The sinking of the Titanic and the death of approximately 1,500 people hit headline news as “the world’s greatest marine disaster”. As she approaches her 100th anniversary, Belfast has prepared for the huge influx of tourism to the city where the Titanic was built.

The Northern Ireland Tourist Board has pumped a huge £100m into the new Titanic exhibition which is hoped to draw tourists from all over the world into Belfast. While the new investment is expected to pay off, that doesn’t mean that that Northern Ireland Tourist Board aren’t nervous about the turnout of their investment as their chief executive, Alan Clarke, said: “This is a big one and a lot rests on it.”

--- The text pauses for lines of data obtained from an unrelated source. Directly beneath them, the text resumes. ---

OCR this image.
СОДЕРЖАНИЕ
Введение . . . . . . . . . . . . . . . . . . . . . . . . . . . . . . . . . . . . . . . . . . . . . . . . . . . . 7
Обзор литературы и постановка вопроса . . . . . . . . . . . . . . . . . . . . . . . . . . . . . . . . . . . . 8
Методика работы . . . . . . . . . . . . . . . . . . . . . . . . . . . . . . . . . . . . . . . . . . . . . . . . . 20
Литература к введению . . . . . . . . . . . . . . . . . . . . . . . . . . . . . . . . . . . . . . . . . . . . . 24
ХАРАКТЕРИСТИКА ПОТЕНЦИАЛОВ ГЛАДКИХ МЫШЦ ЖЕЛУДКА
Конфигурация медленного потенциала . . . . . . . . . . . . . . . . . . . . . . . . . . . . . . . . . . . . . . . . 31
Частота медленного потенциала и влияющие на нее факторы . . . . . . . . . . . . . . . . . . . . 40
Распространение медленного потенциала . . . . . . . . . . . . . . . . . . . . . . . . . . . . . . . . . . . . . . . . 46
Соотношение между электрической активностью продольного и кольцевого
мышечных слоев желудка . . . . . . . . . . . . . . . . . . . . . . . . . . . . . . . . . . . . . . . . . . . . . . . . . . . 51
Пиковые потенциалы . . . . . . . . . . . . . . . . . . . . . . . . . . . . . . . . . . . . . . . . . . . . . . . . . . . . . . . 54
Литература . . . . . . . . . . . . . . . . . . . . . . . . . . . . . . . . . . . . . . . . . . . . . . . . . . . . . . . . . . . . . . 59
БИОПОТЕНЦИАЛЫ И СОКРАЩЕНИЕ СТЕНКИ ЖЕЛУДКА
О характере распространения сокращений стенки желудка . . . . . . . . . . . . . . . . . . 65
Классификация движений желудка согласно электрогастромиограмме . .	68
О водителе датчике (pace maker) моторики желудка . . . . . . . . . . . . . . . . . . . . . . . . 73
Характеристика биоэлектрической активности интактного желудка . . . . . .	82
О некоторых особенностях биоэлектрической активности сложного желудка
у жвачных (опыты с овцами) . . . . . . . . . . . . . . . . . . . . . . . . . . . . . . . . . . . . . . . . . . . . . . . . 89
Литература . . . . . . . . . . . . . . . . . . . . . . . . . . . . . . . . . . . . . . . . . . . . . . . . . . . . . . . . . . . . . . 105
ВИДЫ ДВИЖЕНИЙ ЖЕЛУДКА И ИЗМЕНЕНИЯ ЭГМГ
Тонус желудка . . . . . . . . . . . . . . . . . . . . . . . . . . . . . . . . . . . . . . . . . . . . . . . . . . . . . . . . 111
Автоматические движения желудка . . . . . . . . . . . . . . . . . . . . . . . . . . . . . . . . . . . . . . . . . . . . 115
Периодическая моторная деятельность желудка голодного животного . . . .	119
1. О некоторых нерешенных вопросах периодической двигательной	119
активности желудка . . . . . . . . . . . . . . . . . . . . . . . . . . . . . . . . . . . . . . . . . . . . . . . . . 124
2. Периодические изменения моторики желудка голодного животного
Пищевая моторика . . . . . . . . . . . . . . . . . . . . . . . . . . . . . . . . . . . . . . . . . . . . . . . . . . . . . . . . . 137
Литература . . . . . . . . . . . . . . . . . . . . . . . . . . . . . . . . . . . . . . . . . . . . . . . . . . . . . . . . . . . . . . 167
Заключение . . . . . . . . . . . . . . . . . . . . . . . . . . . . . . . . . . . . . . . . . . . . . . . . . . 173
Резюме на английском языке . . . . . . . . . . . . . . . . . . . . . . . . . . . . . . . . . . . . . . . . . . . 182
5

The Titanic Project will consist of four ‘sub projects’ that will be centred around the city of Belfast, specifically the dock where she was built. It is this particular fact which sets Belfast apart from the other Titanic exhibitions, as Mr Clarke pointed out, “There are many Titanic exhibitions, but only in Belfast can you stand in the huge, dry dock where she was fitted out.” This uniqueness is what is set, not only to attract tourists, but also foreign investors who may want to get a slice of the action as the Titanic Project gets underway.

With talks of a “Titanic ride” for children and dinner and drinks upon the exclusive and luxurious SS Nordic, the attraction will surely get the population talking, and hopefully visiting one of the most historic sites in Northern Ireland.